To train with a `3DBall` environment executable, the command would be:

```sh
docker run -it --name 3DBallContainer.first.trial \
           --mount type=bind,source="$(pwd)"/unity-volume,target=/unity-volume \
           -p 5005:5005 \
           -p 6006:6006 \
           balance.ball.v0.1:latest 3DBall \
           --docker-target-name=unity-volume \
           trainer_config.yaml \
           --env=3DBall \
           --train \
           --run-id=3dball_first_trial
```

For more detail on Docker mounts, check out
[these](https://docs.docker.com/storage/bind-mounts/) docs from Docker.

**NOTE** If you are training using docker for environments that use visual observations, you may need to increase the default memory that Docker allocates for the container.

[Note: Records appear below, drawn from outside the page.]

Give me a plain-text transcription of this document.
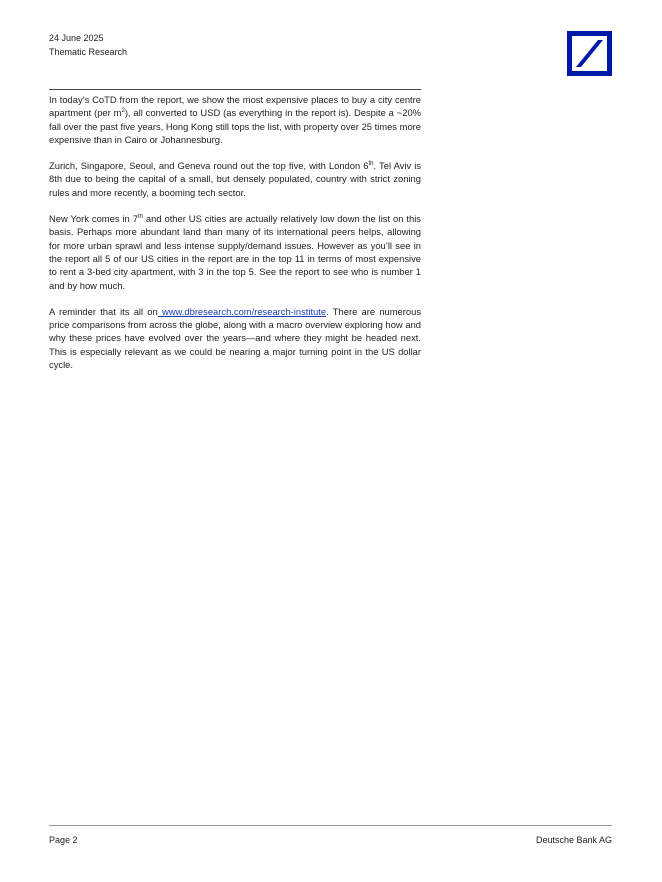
24 June 2025
Thematic Research

In today’s CoTD from the report, we show the most expensive places to buy a city centre apartment (per $m^2$), all converted to USD (as everything in the report is). Despite a ~20% fall over the past five years, Hong Kong still tops the list, with property over 25 times more expensive than in Cairo or Johannesburg.

Zurich, Singapore, Seoul, and Geneva round out the top five, with London 6th. Tel Aviv is 8th due to being the capital of a small, but densely populated, country with strict zoning rules and more recently, a booming tech sector.

New York comes in 7th and other US cities are actually relatively low down the list on this basis. Perhaps more abundant land than many of its international peers helps, allowing for more urban sprawl and less intense supply/demand issues. However as you’ll see in the report all 5 of our US cities in the report are in the top 11 in terms of most expensive to rent a 3-bed city apartment, with 3 in the top 5. See the report to see who is number 1 and by how much.

A reminder that its all on www.dbresearch.com/research-institute. There are numerous price comparisons from across the globe, along with a macro overview exploring how and why these prices have evolved over the years—and where they might be headed next. This is especially relevant as we could be nearing a major turning point in the US dollar cycle.

Page 2	Deutsche Bank AG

For example, see [here](https://docs.docker.com/docker-for-mac/#advanced) for instructions for Docker for Mac.

### Running Tensorboard

You can run Tensorboard to monitor your training instance on http://localhost:6006:

```sh
docker exec -it <container-name> tensorboard --logdir=/unity-volume/summaries --host=0.0.0.0
```

With our previous 3DBall example, this command would look like this:
```sh
docker exec -it 3DBallContainer.first.trial tensorboard --logdir=/unity-volume/summaries --host=0.0.0.0
```

For more details on Tensorboard, check out the documentation about [Using Tensorboard](Using-Tensorboard.md).

### Stopping Container and Saving State

If you are satisfied with the training progress, you can stop the Docker
container while saving state by either using `Ctrl+C` or `⌘+C` (Mac) or by using
the following command:

```sh
docker kill --signal=SIGINT <container-name>
```

`<container-name>` is the name of the container specified in the earlier `docker
run` command. If you didn't specify one, you can find the randomly generated
identifier by running `docker container ls`.